Treasurer Wayne Swan noted that as of the end of June, the NBN has passed 18,423 homes. “There’s a long way to go but we’ve come a long way in a short period of time.” [Lifehacker]

Discuss

(9 Comments)
  • [–]

    prashy

    Saturday, July 30, 2011 at 7:39 PM

    http://www.speedtest.net/result/1409024173.png

    just sayn

  • [–]

    prashy

    Sunday, July 31, 2011 at 11:50 PM

    http://www.speedtest.net/result/1410571229.png

    LucasF – It costs $148/month. With it I get 500GB quota (no peak/off-peak nonsense). And a home phone with unlimited local and std calls and $10 of international calls per month included.

    P3t3 – It is just a term I use to brag. Notice the incorrect spelling. I apologise for bragging.

    Dan – As far as I know the fttn connection terminates at the end of my street and the cable runs down from there.

    • [–]

      Bob

      Monday, August 1, 2011 at 12:04 AM

      Nice down but ur upload is fail.

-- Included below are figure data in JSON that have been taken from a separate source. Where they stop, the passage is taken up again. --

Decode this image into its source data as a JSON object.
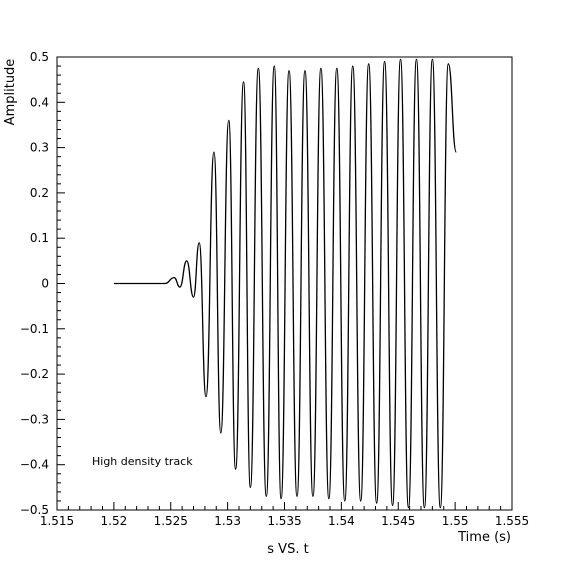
{
  "chart_data": {
    "type": "line",
    "xlabel": "Time (s)",
    "ylabel": "Amplitude",
    "footer": "s VS. t",
    "annotation": "High density track",
    "xlim": [
      1.515,
      1.555
    ],
    "ylim": [
      -0.5,
      0.5
    ],
    "xticks": [
      "1.515",
      "1.52",
      "1.525",
      "1.53",
      "1.535",
      "1.54",
      "1.545",
      "1.55",
      "1.555"
    ],
    "yticks": [
      "-0.5",
      "-0.4",
      "-0.3",
      "-0.2",
      "-0.1",
      "0",
      "0.1",
      "0.2",
      "0.3",
      "0.4",
      "0.5"
    ],
    "grid": false,
    "line_color": "#000000",
    "series": [
      {
        "x": [
          1.52,
          1.5245,
          1.5253,
          1.5258,
          1.5264,
          1.527,
          1.5275,
          1.5281,
          1.5288,
          1.5294,
          1.5301,
          1.5307,
          1.5314,
          1.532,
          1.5327,
          1.5334,
          1.5341,
          1.5347,
          1.5354,
          1.5361,
          1.5368,
          1.5375,
          1.5382,
          1.5389,
          1.5396,
          1.5403,
          1.541,
          1.5417,
          1.5424,
          1.5431,
          1.5438,
          1.5445,
          1.5452,
          1.5459,
          1.5466,
          1.5473,
          1.548,
          1.5487,
          1.5494,
          1.5501
        ],
        "y": [
          0.0,
          0.0,
          0.013,
          -0.008,
          0.05,
          -0.03,
          0.09,
          -0.25,
          0.29,
          -0.33,
          0.36,
          -0.41,
          0.445,
          -0.45,
          0.475,
          -0.47,
          0.48,
          -0.475,
          0.47,
          -0.47,
          0.47,
          -0.47,
          0.475,
          -0.475,
          0.475,
          -0.48,
          0.48,
          -0.48,
          0.485,
          -0.485,
          0.49,
          -0.49,
          0.495,
          -0.495,
          0.495,
          -0.495,
          0.495,
          -0.495,
          0.485,
          0.29
        ]
      }
    ]
  }
}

Just sayin.

    • [–]

      certo

      Monday, August 1, 2011 at 12:05 AM

      http://speedtest.net/result/1410591910.png

      i think that this essentially shows that despite the difference in where we live, our connections are essentially identical in terms of speed.

      with mine being slightly faster ;)

      im on the same telstra cable plan as prashy.